Monday, 3 March 2014

A City Speaks

' A City Speaks' is the title of a film made in 1947, described as Manchester's Civic Film. Commissioned during the Second World War,it celebrates the achievements and the ambitions for the redevelopment of the city. Housing, health, leisure and culture are all represented. Documentary film maker Paul Rotha took over the production in 1944 and the film premiered at the Odeon in 1947. Every time I travel round Manchester, especially on the bus down through the Oxford Road corridor, past the Universities, or when I wait for the transpeak bus at Chorlton Street coach station, I am both thrilled and amazed at the diversity of the languages I hear. I try and identify the language from snatches of vocabulary. I can manage Italian, Spanish, Polish, German, Japanese, Chinese and of course French.

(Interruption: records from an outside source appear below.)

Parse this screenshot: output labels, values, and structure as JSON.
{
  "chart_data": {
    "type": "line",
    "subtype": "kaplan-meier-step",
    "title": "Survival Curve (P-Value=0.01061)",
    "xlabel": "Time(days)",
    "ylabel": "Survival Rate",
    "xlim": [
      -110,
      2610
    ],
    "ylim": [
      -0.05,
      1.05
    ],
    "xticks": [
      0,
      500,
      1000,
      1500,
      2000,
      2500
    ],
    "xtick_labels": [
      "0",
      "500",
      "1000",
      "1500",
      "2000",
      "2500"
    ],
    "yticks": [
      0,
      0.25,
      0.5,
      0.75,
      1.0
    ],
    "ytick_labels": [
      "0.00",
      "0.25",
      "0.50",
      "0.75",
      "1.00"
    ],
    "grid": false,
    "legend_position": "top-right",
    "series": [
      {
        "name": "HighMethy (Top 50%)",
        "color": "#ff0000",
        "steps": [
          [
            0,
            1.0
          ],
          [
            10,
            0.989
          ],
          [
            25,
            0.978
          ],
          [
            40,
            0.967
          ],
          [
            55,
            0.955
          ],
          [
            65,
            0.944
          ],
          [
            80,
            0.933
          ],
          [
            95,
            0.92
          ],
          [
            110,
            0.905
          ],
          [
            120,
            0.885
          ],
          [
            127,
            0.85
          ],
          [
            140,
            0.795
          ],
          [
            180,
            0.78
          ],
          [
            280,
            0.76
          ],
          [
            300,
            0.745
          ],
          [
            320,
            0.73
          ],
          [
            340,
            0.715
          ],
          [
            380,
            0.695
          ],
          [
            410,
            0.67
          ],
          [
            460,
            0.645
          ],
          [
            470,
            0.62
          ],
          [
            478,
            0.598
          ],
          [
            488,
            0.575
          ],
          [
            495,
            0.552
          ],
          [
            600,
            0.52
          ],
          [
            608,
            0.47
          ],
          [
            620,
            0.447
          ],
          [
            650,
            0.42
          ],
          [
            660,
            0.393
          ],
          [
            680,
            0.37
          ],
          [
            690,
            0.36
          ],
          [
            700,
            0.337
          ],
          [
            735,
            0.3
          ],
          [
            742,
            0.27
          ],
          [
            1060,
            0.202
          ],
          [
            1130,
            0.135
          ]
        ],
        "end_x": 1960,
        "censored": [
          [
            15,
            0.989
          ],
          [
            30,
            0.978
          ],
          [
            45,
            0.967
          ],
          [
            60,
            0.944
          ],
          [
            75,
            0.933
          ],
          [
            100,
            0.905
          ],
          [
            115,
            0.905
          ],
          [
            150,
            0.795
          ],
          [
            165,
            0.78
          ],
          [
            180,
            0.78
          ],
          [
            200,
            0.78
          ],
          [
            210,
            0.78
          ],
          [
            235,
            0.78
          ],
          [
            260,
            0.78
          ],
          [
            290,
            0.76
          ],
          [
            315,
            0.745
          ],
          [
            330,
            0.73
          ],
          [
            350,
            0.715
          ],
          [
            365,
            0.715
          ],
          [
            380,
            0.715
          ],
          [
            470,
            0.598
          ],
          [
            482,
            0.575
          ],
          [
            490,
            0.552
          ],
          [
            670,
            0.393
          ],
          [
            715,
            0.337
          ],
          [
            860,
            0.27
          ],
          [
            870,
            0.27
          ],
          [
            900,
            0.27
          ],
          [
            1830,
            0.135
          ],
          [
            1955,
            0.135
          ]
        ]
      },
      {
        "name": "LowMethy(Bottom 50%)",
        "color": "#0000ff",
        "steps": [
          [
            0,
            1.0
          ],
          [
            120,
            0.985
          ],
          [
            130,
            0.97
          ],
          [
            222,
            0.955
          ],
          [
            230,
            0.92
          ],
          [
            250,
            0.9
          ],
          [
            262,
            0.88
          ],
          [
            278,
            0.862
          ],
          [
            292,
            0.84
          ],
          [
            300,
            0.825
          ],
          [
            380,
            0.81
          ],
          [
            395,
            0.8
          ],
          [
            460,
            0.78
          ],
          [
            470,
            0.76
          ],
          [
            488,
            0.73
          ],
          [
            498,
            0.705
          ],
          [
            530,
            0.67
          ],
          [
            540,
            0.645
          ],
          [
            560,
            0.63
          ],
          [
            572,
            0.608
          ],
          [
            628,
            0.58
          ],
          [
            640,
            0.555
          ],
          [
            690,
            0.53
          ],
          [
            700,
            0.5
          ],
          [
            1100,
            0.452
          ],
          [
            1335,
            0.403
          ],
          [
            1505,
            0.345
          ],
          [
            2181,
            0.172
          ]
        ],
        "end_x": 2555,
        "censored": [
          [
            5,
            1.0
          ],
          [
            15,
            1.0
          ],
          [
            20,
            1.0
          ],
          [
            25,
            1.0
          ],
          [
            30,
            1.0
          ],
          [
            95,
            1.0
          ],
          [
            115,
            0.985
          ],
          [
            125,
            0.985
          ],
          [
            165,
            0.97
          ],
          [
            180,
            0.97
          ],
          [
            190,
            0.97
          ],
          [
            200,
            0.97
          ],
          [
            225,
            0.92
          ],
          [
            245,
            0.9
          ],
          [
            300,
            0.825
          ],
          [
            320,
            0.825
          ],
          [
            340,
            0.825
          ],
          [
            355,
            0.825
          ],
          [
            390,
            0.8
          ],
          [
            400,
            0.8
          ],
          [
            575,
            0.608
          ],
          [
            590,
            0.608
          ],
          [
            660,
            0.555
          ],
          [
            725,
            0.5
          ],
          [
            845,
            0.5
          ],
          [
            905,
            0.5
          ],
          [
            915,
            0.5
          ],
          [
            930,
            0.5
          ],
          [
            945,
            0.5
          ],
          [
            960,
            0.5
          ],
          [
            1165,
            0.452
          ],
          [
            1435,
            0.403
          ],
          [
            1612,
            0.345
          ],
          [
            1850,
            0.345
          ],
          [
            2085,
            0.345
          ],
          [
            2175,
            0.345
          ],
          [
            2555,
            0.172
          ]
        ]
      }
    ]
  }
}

Then there's Urdu and Arabic. I listen out for North African French because it reminds me of living in Morocco. I found myself following an excitable conversation in French last week and then realised that my satisfaction in being able to recognise what they were talking about meant that I was eavesdropping! There's such a mix of nationalities in the city. Some are passing through,students and post graduates.Others are born and brought up here, with Manchester accents and the ability to speak a family language fluently. I don't know why I worry about eavesdropping. People don't usually talk to one another on the bus, but they will have phone conversations about the most personal topics and seem oblivious to the fact that they are sharing those thoughts and feelings with a bus full of strangers! It's a great insight into what the city says.